- Born: 1906
- Died: 1971
- Other name: Harry G. Sperling
- Occupation: art dealer
- Known for: art dealing, philanthropy and Radio Free Europe

= Harry Sperling =

Art dealer, president of F. Kleinberger & Co

Harry Sperling (1906–1971) was an OSS officer, an art dealer, a smuggler and the European Director of Information at Radio Free Europe, as well as a philanthropist. Born into an art dealing dynasty, he owned and directed the Kleinberger Galleries.

== Early life and education ==
Harry G. Spering was born in the art dealing dynasty associated with the F. Kleinberger Galleries Inc. He graduated Columbia College in 1927. His father Emil M. Sperling, died in 1930, and Harry became the President and owner.

== Art dealer ==
Harry Sperling was the director of F. Kleinberger Galleries in New York. His cousin, Allen Loebl directed a branch of the gallery in France and was involved in dealing in Nazi looted art.

== The OSS and WWII ==
Sperling was recruited into the OSS during World War II, and alternating intelligence work with art dealing.

== Radio Free Europe ==
During the Cold War, Sperling became the European Director of Information at Radio Free Europe in Munich.

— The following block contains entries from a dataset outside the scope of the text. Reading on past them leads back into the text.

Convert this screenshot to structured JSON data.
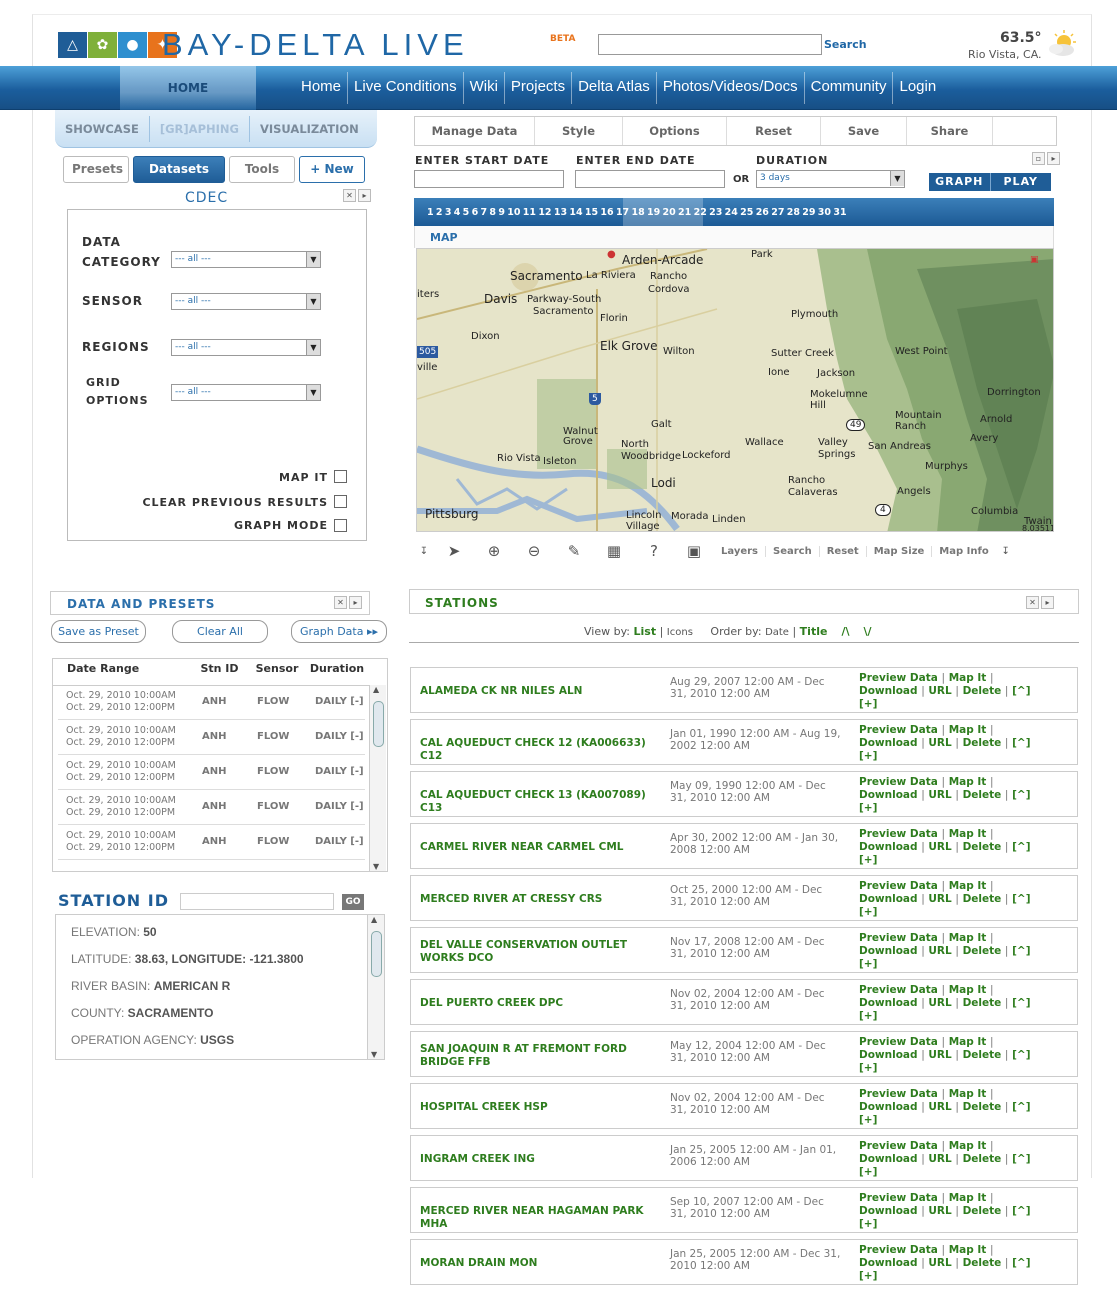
{
  "brand": {
    "title": "BAY-DELTA LIVE",
    "beta": "BETA",
    "search_label": "Search"
  },
  "weather": {
    "temp": "63.5°",
    "location": "Rio Vista, CA."
  },
  "nav": {
    "active": "HOME",
    "items": [
      "Home",
      "Live Conditions",
      "Wiki",
      "Projects",
      "Delta Atlas",
      "Photos/Videos/Docs",
      "Community",
      "Login"
    ]
  },
  "subtabs": [
    "SHOWCASE",
    "[GR]APHING",
    "VISUALIZATION"
  ],
  "pilltabs": {
    "presets": "Presets",
    "datasets": "Datasets",
    "tools": "Tools",
    "new": "+ New"
  },
  "dataset": {
    "source": "CDEC"
  },
  "filters": {
    "data_category": "DATA\nCATEGORY",
    "sensor": "SENSOR",
    "regions": "REGIONS",
    "grid_options": "GRID\nOPTIONS",
    "select_value": "--- all ---",
    "map_it": "MAP IT",
    "clear_previous": "CLEAR PREVIOUS RESULTS",
    "graph_mode": "GRAPH MODE"
  },
  "toolbar": [
    "Manage Data",
    "Style",
    "Options",
    "Reset",
    "Save",
    "Share"
  ],
  "dates": {
    "start_label": "ENTER START DATE",
    "end_label": "ENTER END DATE",
    "or": "OR",
    "duration_label": "DURATION",
    "duration_value": "3 days",
    "graph": "GRAPH",
    "play": "PLAY"
  },
  "numbers": "1 2 3 4 5 6 7 8 9 10 11 12 13 14 15 16 17 18 19 20 21 22 23 24 25 26 27 28 29 30 31",
  "map": {
    "title": "MAP",
    "scale": "8.03511",
    "places": [
      "Arden-Arcade",
      "Park",
      "Sacramento",
      "La Riviera",
      "Rancho",
      "Cordova",
      "Davis",
      "Parkway-South",
      "Sacramento",
      "Florin",
      "Plymouth",
      "Dixon",
      "Elk Grove",
      "Wilton",
      "Sutter Creek",
      "West Point",
      "Ione",
      "Jackson",
      "Mokelumne Hill",
      "Galt",
      "Walnut Grove",
      "North Woodbridge",
      "Lockeford",
      "Wallace",
      "Valley Springs",
      "San Andreas",
      "Mountain Ranch",
      "Rio Vista",
      "Isleton",
      "Lodi",
      "Rancho Calaveras",
      "Murphys",
      "Pittsburg",
      "Lincoln Village",
      "Morada",
      "Linden",
      "Angels",
      "Columbia",
      "Twain",
      "Avery",
      "Arnold",
      "Dorrington",
      "iters",
      "ville"
    ],
    "shields": {
      "i505": "505",
      "i5": "5",
      "r49": "49",
      "r4": "4"
    },
    "tools": [
      "Layers",
      "Search",
      "Reset",
      "Map Size",
      "Map Info"
    ]
  },
  "presets_panel": {
    "title": "DATA AND PRESETS",
    "save": "Save as Preset",
    "clear": "Clear All",
    "graph": "Graph Data ▸▸",
    "headers": [
      "Date Range",
      "Stn ID",
      "Sensor",
      "Duration"
    ],
    "rows": [
      {
        "d1": "Oct. 29, 2010  10:00AM",
        "d2": "Oct. 29, 2010  12:00PM",
        "stn": "ANH",
        "sensor": "FLOW",
        "dur": "DAILY [-]"
      },
      {
        "d1": "Oct. 29, 2010  10:00AM",
        "d2": "Oct. 29, 2010  12:00PM",
        "stn": "ANH",
        "sensor": "FLOW",
        "dur": "DAILY [-]"
      },
      {
        "d1": "Oct. 29, 2010  10:00AM",
        "d2": "Oct. 29, 2010  12:00PM",
        "stn": "ANH",
        "sensor": "FLOW",
        "dur": "DAILY [-]"
      },
      {
        "d1": "Oct. 29, 2010  10:00AM",
        "d2": "Oct. 29, 2010  12:00PM",
        "stn": "ANH",
        "sensor": "FLOW",
        "dur": "DAILY [-]"
      },
      {
        "d1": "Oct. 29, 2010  10:00AM",
        "d2": "Oct. 29, 2010  12:00PM",
        "stn": "ANH",
        "sensor": "FLOW",
        "dur": "DAILY [-]"
      }
    ]
  },
  "station_id": {
    "label": "STATION ID",
    "go": "GO",
    "info": [
      {
        "k": "ELEVATION: ",
        "v": "50"
      },
      {
        "k": "LATITUDE: ",
        "v": "38.63,  LONGITUDE: -121.3800"
      },
      {
        "k": "RIVER BASIN: ",
        "v": "AMERICAN R"
      },
      {
        "k": "COUNTY: ",
        "v": "SACRAMENTO"
      },
      {
        "k": "OPERATION AGENCY: ",
        "v": "USGS"
      }
    ]
  },
  "stations": {
    "title": "STATIONS",
    "view_by": "View by:",
    "list": "List",
    "icons": "Icons",
    "order_by": "Order by:",
    "date": "Date",
    "title_sort": "Title",
    "asc": "/\\",
    "desc": "\\/",
    "actions": {
      "preview": "Preview Data",
      "map": "Map It",
      "download": "Download",
      "url": "URL",
      "delete": "Delete",
      "up": "[^]",
      "plus": "[+]"
    },
    "rows": [
      {
        "name": "ALAMEDA CK NR NILES ALN",
        "range": "Aug 29, 2007 12:00 AM - Dec 31, 2010 12:00 AM"
      },
      {
        "name": "CAL AQUEDUCT CHECK 12 (KA006633) C12",
        "range": "Jan 01, 1990 12:00 AM - Aug 19, 2002 12:00 AM"
      },
      {
        "name": "CAL AQUEDUCT CHECK 13 (KA007089) C13",
        "range": "May 09, 1990 12:00 AM - Dec 31, 2010 12:00 AM"
      },
      {
        "name": "CARMEL RIVER NEAR CARMEL CML",
        "range": "Apr 30, 2002 12:00 AM - Jan 30, 2008 12:00 AM"
      },
      {
        "name": "MERCED RIVER AT CRESSY CRS",
        "range": "Oct 25, 2000 12:00 AM - Dec 31, 2010 12:00 AM"
      },
      {
        "name": "DEL VALLE CONSERVATION OUTLET WORKS DCO",
        "range": "Nov 17, 2008 12:00 AM - Dec 31, 2010 12:00 AM"
      },
      {
        "name": "DEL PUERTO CREEK DPC",
        "range": "Nov 02, 2004 12:00 AM - Dec 31, 2010 12:00 AM"
      },
      {
        "name": "SAN JOAQUIN R AT FREMONT FORD BRIDGE FFB",
        "range": "May 12, 2004 12:00 AM - Dec 31, 2010 12:00 AM"
      },
      {
        "name": "HOSPITAL CREEK HSP",
        "range": "Nov 02, 2004 12:00 AM - Dec 31, 2010 12:00 AM"
      },
      {
        "name": "INGRAM CREEK ING",
        "range": "Jan 25, 2005 12:00 AM - Jan 01, 2006 12:00 AM"
      },
      {
        "name": "MERCED RIVER NEAR HAGAMAN PARK MHA",
        "range": "Sep 10, 2007 12:00 AM - Dec 31, 2010 12:00 AM"
      },
      {
        "name": "MORAN DRAIN MON",
        "range": "Jan 25, 2005 12:00 AM - Dec 31, 2010 12:00 AM"
      }
    ]
  },
  "colors": {
    "brand_blue": "#1f67a6",
    "nav_blue": "#1b5e9d",
    "station_green": "#2e7d1e",
    "beta_orange": "#e8731c"
  }
}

== Smuggler for museums and claims for looted art ==
In his memoir, Artful Tom, the former director of the Metropolitan Museum of Art Thomas Hoving praised Harry Sperling as one of his "favorite dealer-smugglers" recounting how Sperling got some 12th century heads out of France for him

A drawing that Sperling donated to the Metropolitan Museum of Art turned out to have been looted from the Jewish art collector Dr. Arthur Feldmann, who had been robbed and tortured by the Nazis and whose wife, Gisela, was murdered at Auschwitz.